No entanto, Washington, o principal aliado diplomático e militar de Israel, evita criticar Tel Aviv diretamente e publicamente, rejeitando também os apelos a um cessar-fogo até que o Hamas seja derrotado, apesar da pressão internacional.
De fato, a posição dos Estados Unidos parece um tanto isolada, como evidenciado pelo voto esmagador na Assembleia Geral da ONU na terça-feira a favor de um cessar-fogo desse tipo.
- "Calendário" -
Desde o início do conflito, causado pelo ataque do movimento islamista palestino em solo israelense, os Estados Unidos têm tentado influenciar seu aliado tanto para desbloquear a ajuda humanitária para os habitantes de Gaza, quanto para a libertação dos reféns sequestrados pelo Hamas no dia do ataque, ou mesmo para incentivar Israel a adotar uma estratégia militar mais "específica".
Em particular, os diplomatas americanos não escondem sua insatisfação com o rumo da guerra.
Washington, por exemplo, instou Israel a não "repetir" o cenário no sul da Faixa de Gaza antes da pausa humanitária de sete dias no final de novembro.
Em um sinal da pressão constante sobre seu aliado, o conselheiro de segurança nacional da Casa Branca, Jake Sullivan, visitará Israel na quinta e sexta-feira, informou o governo americano.
"Está claro que vou abordar [...] a questão do calendário e como eles [os israelenses] veem isso", declarou Sullivan na terça-feira ao Wall Street Journal, sugerindo uma mudança "para uma fase diferente do tipo de operações de alta intensidade que vemos hoje".
E Biden recebeu pela primeira vez nesta quarta-feira na Casa Branca as famílias dos reféns americanos retidos em Gaza pelo Hamas, segundo um funcionário de alto escalão.
- Ponto de inflexão? -
Resta saber se isso significa uma mudança no posicionamento dos Estados Unidos em relação à guerra.
Para James Ryan, diretor de programa para o Oriente Médio no Instituto de Pesquisa Política Exterior, "tem muito a ver com a situação política interna", enquanto o presidente democrata faz campanha para a reeleição em novembro de 2024.
"Há uma grande pressão sobre a administração Biden, mesmo dentro de seu partido e entre as bases", explica Ryan.
Mas, acrescenta, "também reflete o reconhecimento tácito" de que a capacidade de influência dos Estados Unidos sobre o governo israelense, o mais à direita na história do país, é limitada.
É precisamente sobre o que acontecerá uma vez encerrado o conflito que as divergências entre a administração democrata e o governo israelense se tornam mais evidentes, apontando para negociações difíceis.

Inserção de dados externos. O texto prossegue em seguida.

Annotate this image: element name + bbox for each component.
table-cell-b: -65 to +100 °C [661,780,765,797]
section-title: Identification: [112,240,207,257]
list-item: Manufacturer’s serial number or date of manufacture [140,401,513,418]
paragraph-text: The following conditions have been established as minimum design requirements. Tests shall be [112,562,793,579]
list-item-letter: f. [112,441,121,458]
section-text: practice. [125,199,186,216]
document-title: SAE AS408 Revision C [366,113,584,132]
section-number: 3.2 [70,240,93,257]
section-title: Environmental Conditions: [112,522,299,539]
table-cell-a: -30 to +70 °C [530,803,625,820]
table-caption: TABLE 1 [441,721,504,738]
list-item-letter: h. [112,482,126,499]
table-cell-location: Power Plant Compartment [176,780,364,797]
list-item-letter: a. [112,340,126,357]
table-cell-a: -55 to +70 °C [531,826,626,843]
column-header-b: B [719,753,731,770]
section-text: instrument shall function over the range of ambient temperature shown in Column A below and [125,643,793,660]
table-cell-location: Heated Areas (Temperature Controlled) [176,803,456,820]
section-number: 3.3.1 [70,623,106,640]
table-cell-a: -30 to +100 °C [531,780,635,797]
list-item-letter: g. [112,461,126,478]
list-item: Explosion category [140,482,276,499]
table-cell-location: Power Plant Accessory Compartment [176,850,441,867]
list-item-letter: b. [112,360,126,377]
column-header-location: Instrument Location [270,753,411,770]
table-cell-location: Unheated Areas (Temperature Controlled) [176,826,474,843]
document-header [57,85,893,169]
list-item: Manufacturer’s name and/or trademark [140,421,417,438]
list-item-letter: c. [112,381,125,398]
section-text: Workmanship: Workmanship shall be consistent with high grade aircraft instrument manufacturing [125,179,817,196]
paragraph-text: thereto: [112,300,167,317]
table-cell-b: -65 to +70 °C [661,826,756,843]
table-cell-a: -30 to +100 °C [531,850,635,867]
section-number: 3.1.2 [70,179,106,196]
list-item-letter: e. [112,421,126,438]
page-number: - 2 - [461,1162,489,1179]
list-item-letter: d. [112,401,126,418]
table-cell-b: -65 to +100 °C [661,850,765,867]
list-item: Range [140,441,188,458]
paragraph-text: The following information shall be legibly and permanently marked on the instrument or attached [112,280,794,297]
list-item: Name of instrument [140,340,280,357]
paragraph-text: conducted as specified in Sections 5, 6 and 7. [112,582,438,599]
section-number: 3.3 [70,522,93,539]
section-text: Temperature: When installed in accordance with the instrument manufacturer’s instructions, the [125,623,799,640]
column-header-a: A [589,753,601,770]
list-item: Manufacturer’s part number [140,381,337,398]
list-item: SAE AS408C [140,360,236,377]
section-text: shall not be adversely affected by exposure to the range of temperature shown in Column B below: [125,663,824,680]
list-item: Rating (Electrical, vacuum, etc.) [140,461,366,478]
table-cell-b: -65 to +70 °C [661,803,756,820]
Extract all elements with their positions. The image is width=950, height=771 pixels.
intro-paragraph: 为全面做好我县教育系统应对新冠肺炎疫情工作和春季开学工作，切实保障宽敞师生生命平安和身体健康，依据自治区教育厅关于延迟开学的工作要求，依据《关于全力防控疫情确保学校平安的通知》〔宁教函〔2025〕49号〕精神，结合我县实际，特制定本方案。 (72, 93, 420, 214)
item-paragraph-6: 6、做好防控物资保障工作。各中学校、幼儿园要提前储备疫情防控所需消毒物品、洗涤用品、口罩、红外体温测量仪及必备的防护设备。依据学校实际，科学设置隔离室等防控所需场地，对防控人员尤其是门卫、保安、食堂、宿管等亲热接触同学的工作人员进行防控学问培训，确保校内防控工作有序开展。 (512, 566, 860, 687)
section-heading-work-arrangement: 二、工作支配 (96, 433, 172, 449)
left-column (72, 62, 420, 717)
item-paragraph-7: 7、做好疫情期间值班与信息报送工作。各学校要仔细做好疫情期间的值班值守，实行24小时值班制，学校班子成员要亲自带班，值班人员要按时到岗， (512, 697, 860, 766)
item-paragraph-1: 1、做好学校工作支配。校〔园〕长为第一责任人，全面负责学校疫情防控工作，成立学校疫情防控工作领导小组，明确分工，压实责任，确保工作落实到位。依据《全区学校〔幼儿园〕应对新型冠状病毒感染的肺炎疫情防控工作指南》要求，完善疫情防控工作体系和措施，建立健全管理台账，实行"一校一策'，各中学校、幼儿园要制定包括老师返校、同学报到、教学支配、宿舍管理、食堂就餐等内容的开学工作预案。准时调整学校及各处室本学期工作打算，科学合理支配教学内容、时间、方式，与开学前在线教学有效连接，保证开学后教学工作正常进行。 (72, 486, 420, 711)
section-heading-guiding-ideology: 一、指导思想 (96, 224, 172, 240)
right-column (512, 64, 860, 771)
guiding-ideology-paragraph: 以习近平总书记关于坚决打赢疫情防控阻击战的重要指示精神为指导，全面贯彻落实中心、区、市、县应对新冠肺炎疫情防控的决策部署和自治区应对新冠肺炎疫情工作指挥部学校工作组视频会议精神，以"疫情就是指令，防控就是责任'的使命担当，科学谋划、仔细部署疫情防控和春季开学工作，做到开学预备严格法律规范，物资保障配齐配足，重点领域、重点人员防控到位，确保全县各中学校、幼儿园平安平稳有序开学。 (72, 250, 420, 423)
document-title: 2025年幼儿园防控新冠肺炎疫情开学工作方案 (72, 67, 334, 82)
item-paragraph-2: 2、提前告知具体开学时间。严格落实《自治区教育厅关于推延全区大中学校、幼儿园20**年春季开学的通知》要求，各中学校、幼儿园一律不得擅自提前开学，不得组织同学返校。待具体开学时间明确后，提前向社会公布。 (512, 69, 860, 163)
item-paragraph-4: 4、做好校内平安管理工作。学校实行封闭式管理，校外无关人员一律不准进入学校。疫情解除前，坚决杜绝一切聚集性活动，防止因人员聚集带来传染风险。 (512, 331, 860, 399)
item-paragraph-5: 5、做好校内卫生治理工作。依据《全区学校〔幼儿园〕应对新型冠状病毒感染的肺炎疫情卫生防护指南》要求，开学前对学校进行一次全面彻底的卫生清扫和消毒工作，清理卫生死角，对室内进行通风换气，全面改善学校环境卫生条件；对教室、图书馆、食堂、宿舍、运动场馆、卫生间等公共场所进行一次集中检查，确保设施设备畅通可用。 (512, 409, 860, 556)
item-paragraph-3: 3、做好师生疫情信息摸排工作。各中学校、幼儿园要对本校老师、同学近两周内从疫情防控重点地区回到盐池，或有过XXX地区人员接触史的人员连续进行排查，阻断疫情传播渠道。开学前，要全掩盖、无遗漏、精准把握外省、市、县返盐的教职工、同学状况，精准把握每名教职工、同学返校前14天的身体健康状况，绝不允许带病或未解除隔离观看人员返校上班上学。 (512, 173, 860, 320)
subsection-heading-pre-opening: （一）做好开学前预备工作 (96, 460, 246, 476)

Washington insiste na solução de dois Estados, a única capaz de resolver a longo prazo a questão israelense-palestina, o que Israel rejeita.
Quanto à governança em Gaza após o conflito, Estados Unidos e Israel também divergem em entregar as rédeas do território a uma Autoridade Palestina revitalizada.
"Acreditamos que a Autoridade Palestina representa o povo palestino e que uma Autoridade Palestina revitalizada, reformada e renovada é o caminho certo para a governança de uma Cisjordânia e Gaza reunificadas", disse na quarta-feira o porta-voz do Departamento de Estado, Matthew Miller.